Strafen haben in unserer Gesellschaft eine Wandlung erlebt. Prügelstrafen wurden abgeschafft. In den 1970er Jahren prägte der ehemalige Justizminister Christian Broda den Begriff der „Gefängnislosen Gesellschaft“. Das Gefängnis aber gibt es nach wie vor. Es gibt hier den Begriff “Haftübel” das verspürt werden soll. Haftübel als Konsequenz eines strafrechtlich relevanten Verhaltens in der Vergangenheit. – Hausarrest unter kontrollierten Bedingungen, sagt Miriam Zillner vom Verein Neustart, das ist moderner Strafvollzug.

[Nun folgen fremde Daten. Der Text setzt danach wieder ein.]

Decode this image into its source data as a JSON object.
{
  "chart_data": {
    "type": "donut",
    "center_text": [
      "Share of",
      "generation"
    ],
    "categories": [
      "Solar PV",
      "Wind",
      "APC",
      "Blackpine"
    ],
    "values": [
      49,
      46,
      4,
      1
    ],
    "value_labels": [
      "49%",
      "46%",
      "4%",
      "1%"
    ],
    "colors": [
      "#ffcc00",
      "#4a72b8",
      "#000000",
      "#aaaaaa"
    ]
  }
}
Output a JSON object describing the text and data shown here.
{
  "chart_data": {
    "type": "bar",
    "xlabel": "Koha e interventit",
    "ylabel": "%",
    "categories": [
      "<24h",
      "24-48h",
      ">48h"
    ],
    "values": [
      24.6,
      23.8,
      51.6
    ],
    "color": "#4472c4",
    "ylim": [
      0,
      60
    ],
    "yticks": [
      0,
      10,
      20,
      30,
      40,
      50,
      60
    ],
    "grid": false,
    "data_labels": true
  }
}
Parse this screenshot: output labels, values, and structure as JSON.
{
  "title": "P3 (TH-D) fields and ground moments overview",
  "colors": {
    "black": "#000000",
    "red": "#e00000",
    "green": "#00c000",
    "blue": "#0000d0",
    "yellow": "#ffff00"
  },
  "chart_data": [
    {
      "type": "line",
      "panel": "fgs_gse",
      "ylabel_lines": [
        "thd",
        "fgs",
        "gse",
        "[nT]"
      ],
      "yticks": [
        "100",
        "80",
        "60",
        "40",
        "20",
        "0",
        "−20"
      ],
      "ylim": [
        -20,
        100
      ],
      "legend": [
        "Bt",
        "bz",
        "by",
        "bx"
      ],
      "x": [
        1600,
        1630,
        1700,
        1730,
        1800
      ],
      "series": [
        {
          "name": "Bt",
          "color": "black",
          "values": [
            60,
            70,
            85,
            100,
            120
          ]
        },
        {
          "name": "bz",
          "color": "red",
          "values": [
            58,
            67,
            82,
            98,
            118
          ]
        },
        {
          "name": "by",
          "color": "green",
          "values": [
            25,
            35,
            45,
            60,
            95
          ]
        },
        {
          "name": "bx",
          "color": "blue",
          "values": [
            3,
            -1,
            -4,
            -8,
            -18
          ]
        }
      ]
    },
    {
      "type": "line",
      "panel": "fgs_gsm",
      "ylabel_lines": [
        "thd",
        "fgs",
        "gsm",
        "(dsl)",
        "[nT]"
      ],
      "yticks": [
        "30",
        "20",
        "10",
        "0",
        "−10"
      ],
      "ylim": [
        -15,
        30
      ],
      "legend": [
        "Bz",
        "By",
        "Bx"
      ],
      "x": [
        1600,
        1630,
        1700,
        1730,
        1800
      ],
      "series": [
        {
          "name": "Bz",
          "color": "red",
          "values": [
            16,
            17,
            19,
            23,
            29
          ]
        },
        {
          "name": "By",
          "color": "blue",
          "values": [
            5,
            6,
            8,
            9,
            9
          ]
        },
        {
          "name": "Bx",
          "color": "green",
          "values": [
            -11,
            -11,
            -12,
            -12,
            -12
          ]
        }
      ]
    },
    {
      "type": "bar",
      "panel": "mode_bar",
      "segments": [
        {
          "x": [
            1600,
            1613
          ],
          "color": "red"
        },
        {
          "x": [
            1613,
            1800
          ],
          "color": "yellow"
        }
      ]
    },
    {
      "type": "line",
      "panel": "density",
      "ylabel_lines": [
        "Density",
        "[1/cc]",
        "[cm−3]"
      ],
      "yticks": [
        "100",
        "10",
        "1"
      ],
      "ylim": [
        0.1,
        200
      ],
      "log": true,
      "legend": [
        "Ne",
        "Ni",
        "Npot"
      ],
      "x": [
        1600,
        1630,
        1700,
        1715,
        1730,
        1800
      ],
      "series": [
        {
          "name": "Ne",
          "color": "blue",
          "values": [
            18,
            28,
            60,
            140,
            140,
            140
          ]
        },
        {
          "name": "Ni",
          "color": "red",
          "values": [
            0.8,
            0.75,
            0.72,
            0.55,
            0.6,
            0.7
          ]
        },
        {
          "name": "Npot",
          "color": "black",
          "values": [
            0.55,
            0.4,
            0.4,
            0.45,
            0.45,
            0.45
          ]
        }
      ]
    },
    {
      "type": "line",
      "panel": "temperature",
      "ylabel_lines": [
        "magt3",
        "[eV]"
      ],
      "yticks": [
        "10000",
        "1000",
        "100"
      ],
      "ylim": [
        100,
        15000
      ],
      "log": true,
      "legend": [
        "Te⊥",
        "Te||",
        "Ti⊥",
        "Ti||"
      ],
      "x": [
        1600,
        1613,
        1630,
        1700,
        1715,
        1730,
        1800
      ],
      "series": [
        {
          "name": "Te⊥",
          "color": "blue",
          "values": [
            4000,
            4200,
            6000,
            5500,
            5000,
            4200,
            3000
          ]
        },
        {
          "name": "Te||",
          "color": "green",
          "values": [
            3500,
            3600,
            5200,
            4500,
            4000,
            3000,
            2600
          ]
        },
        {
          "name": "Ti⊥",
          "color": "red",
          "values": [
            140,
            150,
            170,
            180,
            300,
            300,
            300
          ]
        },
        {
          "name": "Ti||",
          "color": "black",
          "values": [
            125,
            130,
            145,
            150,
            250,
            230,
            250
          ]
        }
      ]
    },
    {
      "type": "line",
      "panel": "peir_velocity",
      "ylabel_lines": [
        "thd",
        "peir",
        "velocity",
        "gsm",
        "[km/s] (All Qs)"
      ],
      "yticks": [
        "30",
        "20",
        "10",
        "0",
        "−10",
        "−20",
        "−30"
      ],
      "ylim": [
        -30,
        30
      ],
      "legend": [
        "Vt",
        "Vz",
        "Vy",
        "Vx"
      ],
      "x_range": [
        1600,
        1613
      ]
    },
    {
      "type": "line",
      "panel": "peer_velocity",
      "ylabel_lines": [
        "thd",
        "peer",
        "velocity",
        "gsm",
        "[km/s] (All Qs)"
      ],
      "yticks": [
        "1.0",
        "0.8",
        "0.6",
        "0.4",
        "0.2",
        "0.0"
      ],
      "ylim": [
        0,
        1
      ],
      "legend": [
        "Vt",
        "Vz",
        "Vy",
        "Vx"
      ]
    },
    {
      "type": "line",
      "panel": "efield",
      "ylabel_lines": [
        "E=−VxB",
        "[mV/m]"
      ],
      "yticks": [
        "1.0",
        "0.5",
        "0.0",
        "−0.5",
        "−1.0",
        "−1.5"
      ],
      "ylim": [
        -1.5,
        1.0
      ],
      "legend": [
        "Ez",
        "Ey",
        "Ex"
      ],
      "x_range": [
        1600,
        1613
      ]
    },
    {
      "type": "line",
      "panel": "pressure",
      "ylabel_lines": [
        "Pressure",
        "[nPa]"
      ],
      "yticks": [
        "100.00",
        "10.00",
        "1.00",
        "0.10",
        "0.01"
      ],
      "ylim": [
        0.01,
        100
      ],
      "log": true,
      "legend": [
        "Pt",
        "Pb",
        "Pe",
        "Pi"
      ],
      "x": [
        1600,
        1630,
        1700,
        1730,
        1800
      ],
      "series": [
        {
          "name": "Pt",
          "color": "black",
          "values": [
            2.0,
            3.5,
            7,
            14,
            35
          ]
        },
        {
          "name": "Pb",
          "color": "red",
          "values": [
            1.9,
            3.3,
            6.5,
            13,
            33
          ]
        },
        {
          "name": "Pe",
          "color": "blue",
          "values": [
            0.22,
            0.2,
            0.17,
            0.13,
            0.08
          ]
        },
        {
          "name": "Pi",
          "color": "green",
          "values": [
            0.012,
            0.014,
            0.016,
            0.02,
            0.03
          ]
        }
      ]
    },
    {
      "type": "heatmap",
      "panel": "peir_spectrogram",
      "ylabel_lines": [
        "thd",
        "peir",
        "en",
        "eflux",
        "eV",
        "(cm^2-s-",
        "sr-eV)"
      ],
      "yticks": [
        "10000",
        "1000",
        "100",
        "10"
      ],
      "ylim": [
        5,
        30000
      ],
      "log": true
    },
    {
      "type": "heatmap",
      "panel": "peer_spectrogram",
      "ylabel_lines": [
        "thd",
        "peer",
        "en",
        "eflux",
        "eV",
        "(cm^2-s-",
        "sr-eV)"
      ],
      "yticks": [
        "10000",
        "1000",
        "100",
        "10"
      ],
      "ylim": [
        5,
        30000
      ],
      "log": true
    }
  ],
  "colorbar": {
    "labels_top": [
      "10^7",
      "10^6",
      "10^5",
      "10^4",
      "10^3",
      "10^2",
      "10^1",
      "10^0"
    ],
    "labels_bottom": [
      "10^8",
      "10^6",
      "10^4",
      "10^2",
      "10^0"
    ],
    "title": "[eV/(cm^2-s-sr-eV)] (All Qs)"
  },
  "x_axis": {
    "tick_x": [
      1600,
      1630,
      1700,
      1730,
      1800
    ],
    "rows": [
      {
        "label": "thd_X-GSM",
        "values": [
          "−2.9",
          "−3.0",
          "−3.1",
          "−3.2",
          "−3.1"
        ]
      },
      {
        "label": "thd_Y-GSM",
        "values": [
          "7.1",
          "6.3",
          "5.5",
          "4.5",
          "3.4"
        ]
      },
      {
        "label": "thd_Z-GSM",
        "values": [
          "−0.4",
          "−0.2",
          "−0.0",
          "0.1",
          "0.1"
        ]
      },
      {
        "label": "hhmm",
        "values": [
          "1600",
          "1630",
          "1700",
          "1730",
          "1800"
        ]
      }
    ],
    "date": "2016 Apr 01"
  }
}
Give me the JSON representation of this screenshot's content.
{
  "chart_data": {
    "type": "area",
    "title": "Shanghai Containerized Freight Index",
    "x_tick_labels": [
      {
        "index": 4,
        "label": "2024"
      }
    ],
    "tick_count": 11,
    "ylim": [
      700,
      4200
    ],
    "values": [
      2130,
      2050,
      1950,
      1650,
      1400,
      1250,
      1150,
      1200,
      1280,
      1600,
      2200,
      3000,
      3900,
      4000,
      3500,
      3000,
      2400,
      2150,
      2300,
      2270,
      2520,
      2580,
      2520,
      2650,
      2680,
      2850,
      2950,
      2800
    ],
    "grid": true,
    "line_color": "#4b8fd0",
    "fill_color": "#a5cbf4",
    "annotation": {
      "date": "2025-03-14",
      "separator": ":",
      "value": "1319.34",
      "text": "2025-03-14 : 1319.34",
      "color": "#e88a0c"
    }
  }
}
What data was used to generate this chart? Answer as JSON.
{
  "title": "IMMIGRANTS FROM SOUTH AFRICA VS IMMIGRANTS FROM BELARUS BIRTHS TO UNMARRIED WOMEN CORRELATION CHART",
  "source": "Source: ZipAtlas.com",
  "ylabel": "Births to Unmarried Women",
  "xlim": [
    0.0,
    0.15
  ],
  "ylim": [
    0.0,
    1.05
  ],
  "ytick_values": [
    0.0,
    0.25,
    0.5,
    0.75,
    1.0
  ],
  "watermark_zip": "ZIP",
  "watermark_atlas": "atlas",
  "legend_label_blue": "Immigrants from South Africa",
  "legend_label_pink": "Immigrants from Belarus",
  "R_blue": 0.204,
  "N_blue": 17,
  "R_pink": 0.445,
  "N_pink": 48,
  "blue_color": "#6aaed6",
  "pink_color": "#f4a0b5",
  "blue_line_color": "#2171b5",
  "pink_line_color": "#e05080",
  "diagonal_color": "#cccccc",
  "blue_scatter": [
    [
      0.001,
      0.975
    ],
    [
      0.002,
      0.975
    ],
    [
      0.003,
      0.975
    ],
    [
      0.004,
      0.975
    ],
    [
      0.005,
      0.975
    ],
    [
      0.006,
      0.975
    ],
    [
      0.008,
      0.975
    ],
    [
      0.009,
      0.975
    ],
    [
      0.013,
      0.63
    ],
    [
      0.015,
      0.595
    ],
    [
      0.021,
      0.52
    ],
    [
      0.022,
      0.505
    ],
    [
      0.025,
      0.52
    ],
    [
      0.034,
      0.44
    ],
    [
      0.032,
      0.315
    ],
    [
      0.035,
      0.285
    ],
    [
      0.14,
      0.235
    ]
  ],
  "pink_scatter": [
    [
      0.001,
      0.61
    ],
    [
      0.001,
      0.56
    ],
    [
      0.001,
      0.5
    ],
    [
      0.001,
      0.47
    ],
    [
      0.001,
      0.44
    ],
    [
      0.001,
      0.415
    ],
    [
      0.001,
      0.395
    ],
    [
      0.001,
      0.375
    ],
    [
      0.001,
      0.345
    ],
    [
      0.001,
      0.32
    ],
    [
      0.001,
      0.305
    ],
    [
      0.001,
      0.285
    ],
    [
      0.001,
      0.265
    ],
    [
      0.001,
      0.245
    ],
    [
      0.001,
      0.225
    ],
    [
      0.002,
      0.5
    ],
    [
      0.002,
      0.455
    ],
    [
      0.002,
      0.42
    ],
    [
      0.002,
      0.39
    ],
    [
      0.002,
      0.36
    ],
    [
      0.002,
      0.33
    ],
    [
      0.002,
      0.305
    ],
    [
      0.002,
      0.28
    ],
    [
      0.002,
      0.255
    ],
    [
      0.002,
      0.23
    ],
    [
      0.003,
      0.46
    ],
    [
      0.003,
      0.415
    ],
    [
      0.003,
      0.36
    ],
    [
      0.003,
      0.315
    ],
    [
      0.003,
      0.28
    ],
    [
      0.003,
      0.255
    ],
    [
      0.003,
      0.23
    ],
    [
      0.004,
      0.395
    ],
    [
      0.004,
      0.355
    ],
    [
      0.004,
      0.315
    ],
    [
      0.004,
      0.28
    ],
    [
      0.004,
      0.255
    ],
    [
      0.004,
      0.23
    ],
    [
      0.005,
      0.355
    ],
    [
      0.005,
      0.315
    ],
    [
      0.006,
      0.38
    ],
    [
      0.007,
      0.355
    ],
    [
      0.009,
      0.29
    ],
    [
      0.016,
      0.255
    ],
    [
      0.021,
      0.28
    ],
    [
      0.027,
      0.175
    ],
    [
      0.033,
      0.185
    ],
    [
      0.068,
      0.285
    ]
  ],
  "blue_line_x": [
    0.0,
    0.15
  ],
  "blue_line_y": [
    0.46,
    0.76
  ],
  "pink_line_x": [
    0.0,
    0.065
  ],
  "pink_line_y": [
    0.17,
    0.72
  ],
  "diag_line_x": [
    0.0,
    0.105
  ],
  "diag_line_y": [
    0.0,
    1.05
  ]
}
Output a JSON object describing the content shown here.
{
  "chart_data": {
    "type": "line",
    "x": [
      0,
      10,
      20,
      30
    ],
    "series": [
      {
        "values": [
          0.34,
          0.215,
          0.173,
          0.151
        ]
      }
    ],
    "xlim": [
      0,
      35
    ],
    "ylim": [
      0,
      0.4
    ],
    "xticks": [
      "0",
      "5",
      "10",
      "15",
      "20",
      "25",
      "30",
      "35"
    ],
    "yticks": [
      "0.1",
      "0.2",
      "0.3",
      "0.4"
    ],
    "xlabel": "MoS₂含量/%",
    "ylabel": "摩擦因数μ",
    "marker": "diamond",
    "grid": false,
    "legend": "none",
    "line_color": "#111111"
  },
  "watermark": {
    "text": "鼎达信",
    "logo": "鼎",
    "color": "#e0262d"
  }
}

OT “Dadurch dass die Personen eben nicht aus dem Umfeld herausgerissen werden, den Job nicht verlieren und die Wohnung nicht verlieren nämlich auch aus Sicht der Rückfallgefahr, ohne Arbeit und ohne Einkommen ohne Wohnen hat man eine höhere Rückfallgefahr, das sagen auch zahlreiche Studien und dadurch dass dieser Verlust nicht passiert, dass eben die Arbeit bleibt und auch bleiben muss, weil sonst verlieren sie den elektronisch überwachten Hausarrest, ist das ein großer Vorteil aus unserer Sicht, dass der elektronisch überwachte Hausarrest angewendet werden kann.”